My brother Giles, with whom I share a bed grunts and turns over ramming an elbow into my ribs. Enough! I’m awake! Time to get going. I sit up and swing my legs over the bed and stand barefoot on a VERY cold floor. I grab jeans, shirt, socks, underwear and shoes and head downstairs. Waking the Old Man is not recommended. He gave me this task because he works 12-hour days as a welder, and getting up an extra hour earlier makes the work and drive home risky.
In the downstairs bathroom, I drag my clothes on. Shower and shave will come later. I’ll need it. I head for the basement, a dark little room lined with small boulders, and with Silver Beech logs for ceiling (living room floor) joists. I know the kind of tree because the bark is still on. The floor is old damp and broken concrete, and The Beast squats against the wall to the right of the stairs.
Coal furnace circa 1950s or earlier.
I grab the coal scuttle and a scoop shovel and fill the scuttle with small and medium-sized lumps of sulfur-rich bituminous coal. Back at the furnace, I insert the shaker handle and vigorously shake the fire-bed grates, dumping ash into the ash-pit beneath it. Some of the ash glows red, which tells me I won’t have to light the fire from scratch today.
Grabbing another scuttle, I scoop ashes out of the ash-pit, coughing in the sulfurous fumes. I run up the back stairs, fling open the lay-over shed doors covering them, and carry the ash out and dump it on the gravel drive that circles behind the house.
Back at the beast, I open the door at the foot of the chimney and shovel soot into the ash bucket. If I get a good fire going and it catches the soot in the chimney afire, we could lose this old wooden house. I finish and go stand in front of The Beast, poker in hand. Opening the door, I can see flames licking the vestiges of the large coal lumps I’d used the night before to bank the fire (in “banking” a fire, the fire is pushed into a tight mound against the furnace wall, and large lumps of coal or wedges of split wood are laid against and atop the burning coal, packed closely enough to keep oxygen out, while the air feed is closed in the ash-pit door) .
Having burning coal is good and bad. Good, because I can use the poker to create a burning coal bed out of the remaining coal, and cover it with the coal in the scuttle.
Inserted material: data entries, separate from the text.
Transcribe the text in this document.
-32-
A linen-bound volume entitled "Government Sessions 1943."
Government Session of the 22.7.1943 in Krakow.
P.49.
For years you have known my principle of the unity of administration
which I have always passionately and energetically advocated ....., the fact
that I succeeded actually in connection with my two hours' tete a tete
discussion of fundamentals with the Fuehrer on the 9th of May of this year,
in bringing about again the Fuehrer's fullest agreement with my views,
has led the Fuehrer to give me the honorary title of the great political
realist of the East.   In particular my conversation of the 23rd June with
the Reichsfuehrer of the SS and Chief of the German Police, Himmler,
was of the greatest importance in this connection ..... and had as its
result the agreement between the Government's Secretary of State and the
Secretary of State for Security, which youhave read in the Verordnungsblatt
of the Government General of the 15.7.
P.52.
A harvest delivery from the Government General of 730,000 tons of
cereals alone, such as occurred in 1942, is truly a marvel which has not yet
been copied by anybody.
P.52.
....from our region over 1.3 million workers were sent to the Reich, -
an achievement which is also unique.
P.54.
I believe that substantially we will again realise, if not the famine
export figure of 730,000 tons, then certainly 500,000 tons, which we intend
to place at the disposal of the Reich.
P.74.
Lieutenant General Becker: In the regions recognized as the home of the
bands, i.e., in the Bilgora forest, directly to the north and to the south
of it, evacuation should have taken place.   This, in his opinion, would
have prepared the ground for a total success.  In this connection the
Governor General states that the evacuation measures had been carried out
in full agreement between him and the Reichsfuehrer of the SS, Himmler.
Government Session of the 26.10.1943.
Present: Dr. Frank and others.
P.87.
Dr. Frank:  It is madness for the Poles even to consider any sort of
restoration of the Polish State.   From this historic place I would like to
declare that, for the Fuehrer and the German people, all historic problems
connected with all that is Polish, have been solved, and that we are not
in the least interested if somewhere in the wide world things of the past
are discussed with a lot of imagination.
Bad because it’s already HOT in that thing, and as I pull the bank apart it’s likely to flare. I pull on the welding gloves the Old Man gave me for this job, and proceed.
With the poker, I drag flaming coal from against the furnace wall out into the middle of the fire-bed. Then I fill the scoop-shovel with coal and spread it as best I could over the burning coal. A puff of hot air hits me and I step to the side as flame bursts out the door. I repeat until the coal is gone from the scuttle, and finish by tossing the soot into the flames. I never do THAT again. I have never heard about combustible dust, but I learn that day. Fortunately, the furnace is not harmed.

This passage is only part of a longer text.